Dalam perjalanan yang menguji ardenalin karena Bimo mengeluarkan bakat terpendamnya sebagai pembalap, Arkael terus saja berpikir kemungkinan-kemungkinan yang membuat kakeknya tiba-tiba membahas soal Arana dan apa yang membuat pria tua itu terdengar marah.
Begitu sampai di kantor dalam waktu dua belas menit, meski itu adalah kemampuan terbaik mengingat jarak kantor dan lokasi proyek menempuh waktu normal dua puluh lima menit, Bimo tetap saja panas dingin. Dua pria itu berjalan cepat menuju ruangan Tuan Argam yang terletak satu lantai di atas lantai ruangan Arkael berada.

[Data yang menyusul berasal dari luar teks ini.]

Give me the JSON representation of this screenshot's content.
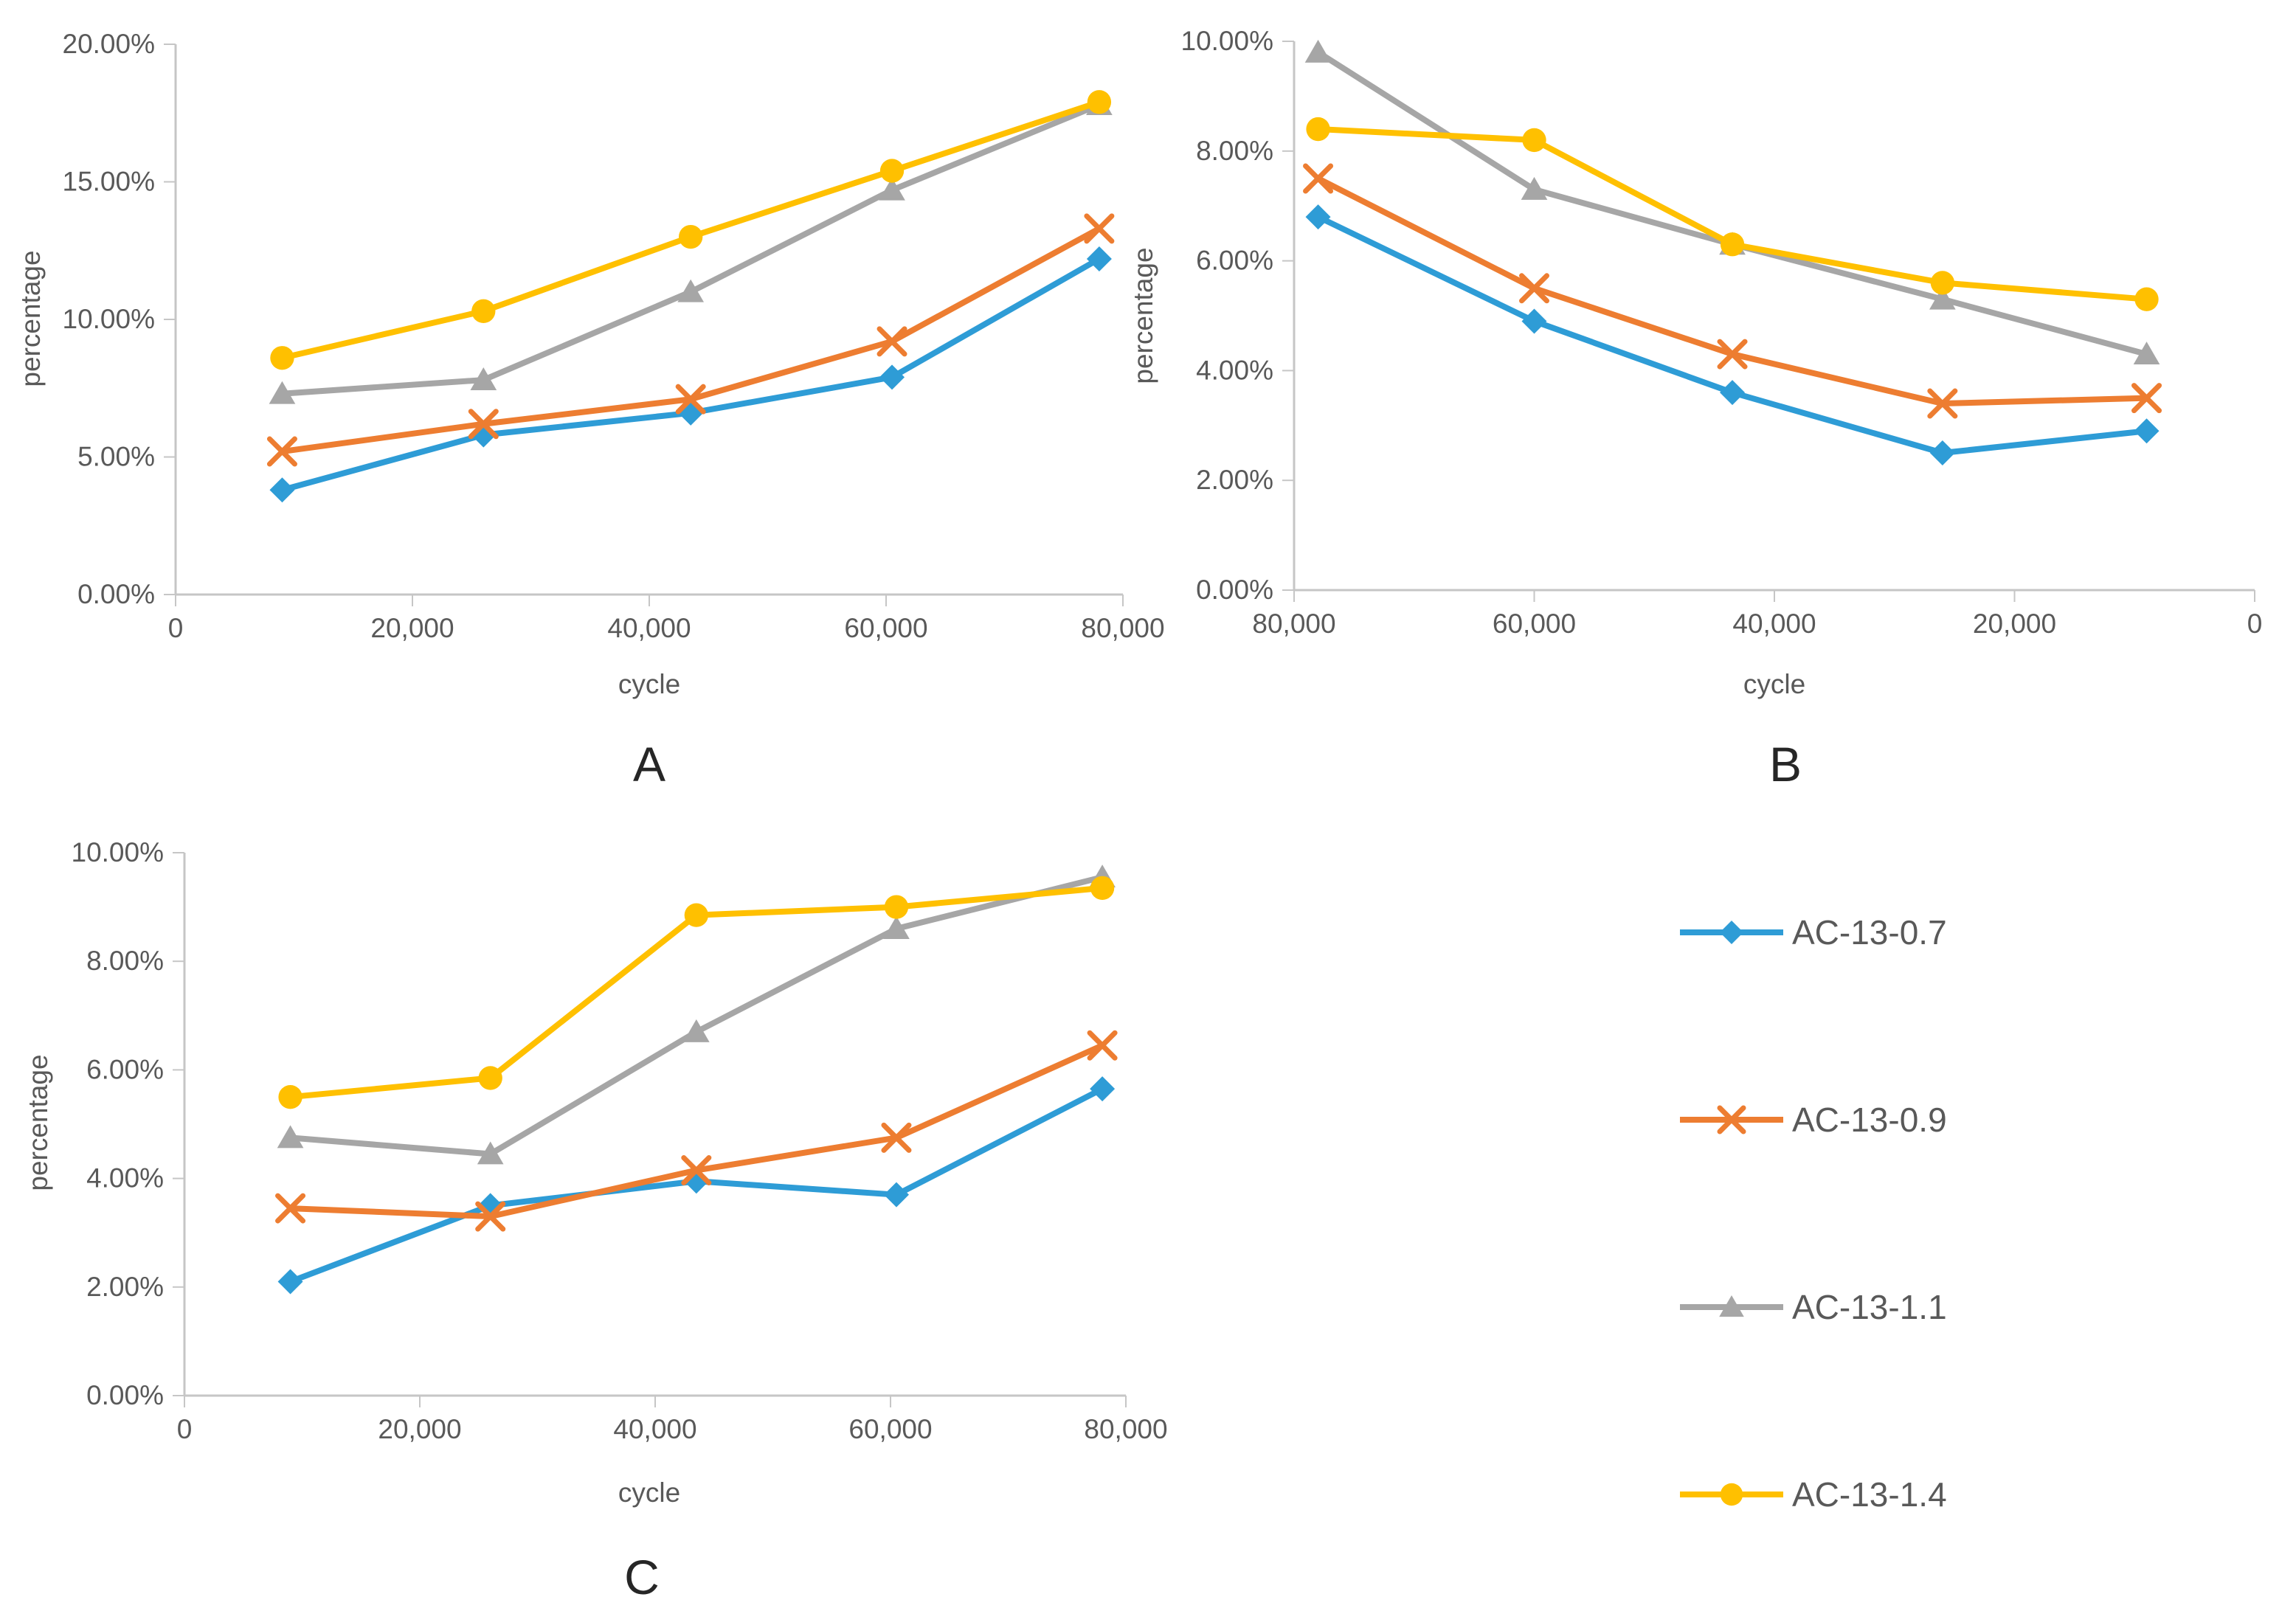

"Masuk!" Suara Argam terdengar menyentak jantung ketika Arkael mengetuk pintu. Tadinya Bimo memutuskan untuk menunggu Arkael di depan ruangan itu, tapi tangan Arkael menyambar jasnya dan menarik Bimo di detik-detik terakhir begitu dia melangkah masuk ke dalam ruangan Argam.
"Kenapa lama sekali?!" Bentak Argam kepada dua pria itu.
"Kakek juga kenapa ke kantor? Seharusnya di rumah sakit." Arkael mencoba mengalihkan omelan kakeknya.
"Heh, kamu pengen aku terus-terusan sakit?!"
"Bukan begitu, tapi-"
"Jangan mengalihkan pembicaraan!" Bentakan Argam kembali membungkam Arkael.
"Oke, jadi apa yang mau Kakek bicarakan?" Tanya Arkael sambil mengambil tempat di single sofa, sementara Bimo berdiri tak jauh dari Ron.
"Apa kamu tau kenapa Kakek menyuruhmu datang dalam waktu lima menit?"
"Tentu saja aku nggak tau, Kek. Kakek nggak ngasih tau apa-apa juga ke aku."
"Karena mantanmu itu datang mencarimu. Dia datang kesini!" Ekspresi tegang dan marah dari kakeknya jelas bukan ekspresi yang bisa dianggap main-main. "Katakan apa yang membuat dia mencarimu sampai ke kantor?!"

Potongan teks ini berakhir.